Ces infos sont confidentielles. Mais mon créateur est dans le secret. Il connaît les réponses à ces questions.
- Je suis destiné à être fabriqué en série. À condition que mes actions soient efficaces et mon existence sans danger pour l’entourage humain.
- Bonne réponse, Zed ! dit-il en applaudissant.
Là, j’estime ( à 63% ) que mon interlocuteur fait de l’humour. Alors je souris à mon tour.
Car mon visage dispose de deux cents expressions. Chacune correspond à une situation particulière. Mes mimiques ont été conçues à partir des émoticônes des smartphones.
L’informaticien apprécie ma réaction. Il pose la main sur mon épaule. Ce que je traduis comme un geste amical ( à 98% ).
- Tu peux faire le tour du labo ? Et revenir ici, face à moi ?
Je m’exécute et j’avance. À la vitesse d’un piéton puisqu’on ne m’a pas fourni d’autre indication. (… ) Mon visage et mon buste ont une apparence humaine.
Sauf que ma poitrine affiche un écran HD. Très utile pour livrer des vidéos, des images, une carte… Ah : je n’ai pas de jambes.

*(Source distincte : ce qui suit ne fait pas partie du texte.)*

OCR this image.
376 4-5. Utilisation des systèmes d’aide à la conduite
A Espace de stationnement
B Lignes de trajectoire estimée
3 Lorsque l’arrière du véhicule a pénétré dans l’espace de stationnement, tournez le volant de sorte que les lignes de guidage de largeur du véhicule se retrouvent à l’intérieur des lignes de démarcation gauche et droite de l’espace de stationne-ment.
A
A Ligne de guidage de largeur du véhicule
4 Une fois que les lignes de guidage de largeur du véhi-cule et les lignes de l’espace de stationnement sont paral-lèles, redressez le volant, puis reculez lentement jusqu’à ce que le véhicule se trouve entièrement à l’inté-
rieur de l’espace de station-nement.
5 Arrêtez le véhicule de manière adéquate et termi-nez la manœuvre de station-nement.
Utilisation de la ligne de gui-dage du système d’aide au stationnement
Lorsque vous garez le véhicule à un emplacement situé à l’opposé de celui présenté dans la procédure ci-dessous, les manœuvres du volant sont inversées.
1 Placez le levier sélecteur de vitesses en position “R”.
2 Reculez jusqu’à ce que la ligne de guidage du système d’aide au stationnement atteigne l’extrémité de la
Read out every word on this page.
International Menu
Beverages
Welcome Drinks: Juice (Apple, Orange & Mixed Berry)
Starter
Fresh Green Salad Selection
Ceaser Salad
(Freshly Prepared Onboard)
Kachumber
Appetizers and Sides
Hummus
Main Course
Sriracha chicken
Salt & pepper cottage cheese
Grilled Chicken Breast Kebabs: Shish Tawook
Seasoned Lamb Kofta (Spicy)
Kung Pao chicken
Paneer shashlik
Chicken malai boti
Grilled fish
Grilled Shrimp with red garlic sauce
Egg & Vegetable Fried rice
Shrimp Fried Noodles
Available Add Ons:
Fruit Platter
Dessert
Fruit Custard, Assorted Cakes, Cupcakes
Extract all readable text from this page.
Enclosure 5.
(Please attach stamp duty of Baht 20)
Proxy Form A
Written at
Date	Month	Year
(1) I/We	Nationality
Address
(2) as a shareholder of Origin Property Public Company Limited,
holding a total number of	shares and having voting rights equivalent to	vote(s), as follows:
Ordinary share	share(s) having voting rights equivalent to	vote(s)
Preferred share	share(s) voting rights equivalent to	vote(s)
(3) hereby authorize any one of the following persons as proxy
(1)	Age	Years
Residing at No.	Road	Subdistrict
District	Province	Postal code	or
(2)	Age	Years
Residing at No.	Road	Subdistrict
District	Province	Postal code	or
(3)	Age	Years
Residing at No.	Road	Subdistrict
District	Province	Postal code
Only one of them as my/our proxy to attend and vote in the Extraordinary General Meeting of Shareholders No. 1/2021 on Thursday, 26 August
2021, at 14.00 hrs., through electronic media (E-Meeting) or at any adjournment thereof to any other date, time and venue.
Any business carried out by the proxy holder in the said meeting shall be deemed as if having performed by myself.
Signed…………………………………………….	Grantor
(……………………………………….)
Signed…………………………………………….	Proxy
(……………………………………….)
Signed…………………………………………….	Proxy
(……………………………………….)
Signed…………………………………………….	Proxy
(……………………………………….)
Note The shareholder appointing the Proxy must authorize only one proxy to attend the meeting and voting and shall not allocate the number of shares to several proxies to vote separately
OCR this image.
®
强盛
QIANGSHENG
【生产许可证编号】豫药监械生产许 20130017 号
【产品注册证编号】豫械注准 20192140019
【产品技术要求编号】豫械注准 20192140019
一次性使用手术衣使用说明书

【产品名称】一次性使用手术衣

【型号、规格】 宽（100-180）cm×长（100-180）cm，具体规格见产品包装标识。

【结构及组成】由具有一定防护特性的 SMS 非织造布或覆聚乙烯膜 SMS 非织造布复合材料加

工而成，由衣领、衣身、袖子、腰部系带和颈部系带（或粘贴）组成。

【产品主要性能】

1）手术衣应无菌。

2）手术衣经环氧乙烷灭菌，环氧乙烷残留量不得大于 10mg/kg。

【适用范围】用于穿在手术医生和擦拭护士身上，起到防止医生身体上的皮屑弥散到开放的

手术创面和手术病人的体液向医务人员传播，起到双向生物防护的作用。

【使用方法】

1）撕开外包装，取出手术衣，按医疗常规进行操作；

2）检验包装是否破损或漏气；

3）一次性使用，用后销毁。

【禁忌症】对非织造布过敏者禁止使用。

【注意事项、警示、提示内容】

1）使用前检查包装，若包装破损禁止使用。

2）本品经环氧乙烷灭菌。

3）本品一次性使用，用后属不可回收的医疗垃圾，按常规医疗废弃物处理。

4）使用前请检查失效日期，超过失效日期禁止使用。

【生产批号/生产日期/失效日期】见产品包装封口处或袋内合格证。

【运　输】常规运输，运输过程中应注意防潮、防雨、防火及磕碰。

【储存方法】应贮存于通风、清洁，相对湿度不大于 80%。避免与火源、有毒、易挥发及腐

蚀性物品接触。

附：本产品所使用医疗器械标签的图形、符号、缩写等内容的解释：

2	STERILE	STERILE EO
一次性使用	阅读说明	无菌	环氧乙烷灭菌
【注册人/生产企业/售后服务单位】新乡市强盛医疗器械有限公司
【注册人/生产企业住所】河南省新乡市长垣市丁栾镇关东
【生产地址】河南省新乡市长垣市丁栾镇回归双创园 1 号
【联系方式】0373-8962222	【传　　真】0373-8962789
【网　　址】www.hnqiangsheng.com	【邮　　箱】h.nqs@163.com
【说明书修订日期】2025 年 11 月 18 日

Trop compliqué. Trop lent.
Grâce à mon unique pneu sphérique, je peux pivoter dans toutes les directions. Sur tous les terrains.
À l’arrêt, je reste immobile grâce à mon gyroscope intégré. Je peux aussi me déplacer sur coussin d’air. Jusqu’à 50 kilomètres à l’heure. (…)
Je suis un être artificiel. Une machine qui ignore les sentiments.
Voilà pourquoi je ne suis pas jaloux des humains.
Les humains ? Ils sont prisonniers des humeurs qui perturbent leur comportement : la colère, l’amour, la haine, le vertige, la peur…
En être dépourvu me rend plus efficace. Plus objectif. D’une certaine façon, je leur suis supérieur. Doté de capacités qu’ils ne peuvent pas acquérir… pas encore.
Dans le silence et l’obscurité, j’attends. Sans impatience. J’ai tout mon temps. J’ignore ce qu’est le vieillissement.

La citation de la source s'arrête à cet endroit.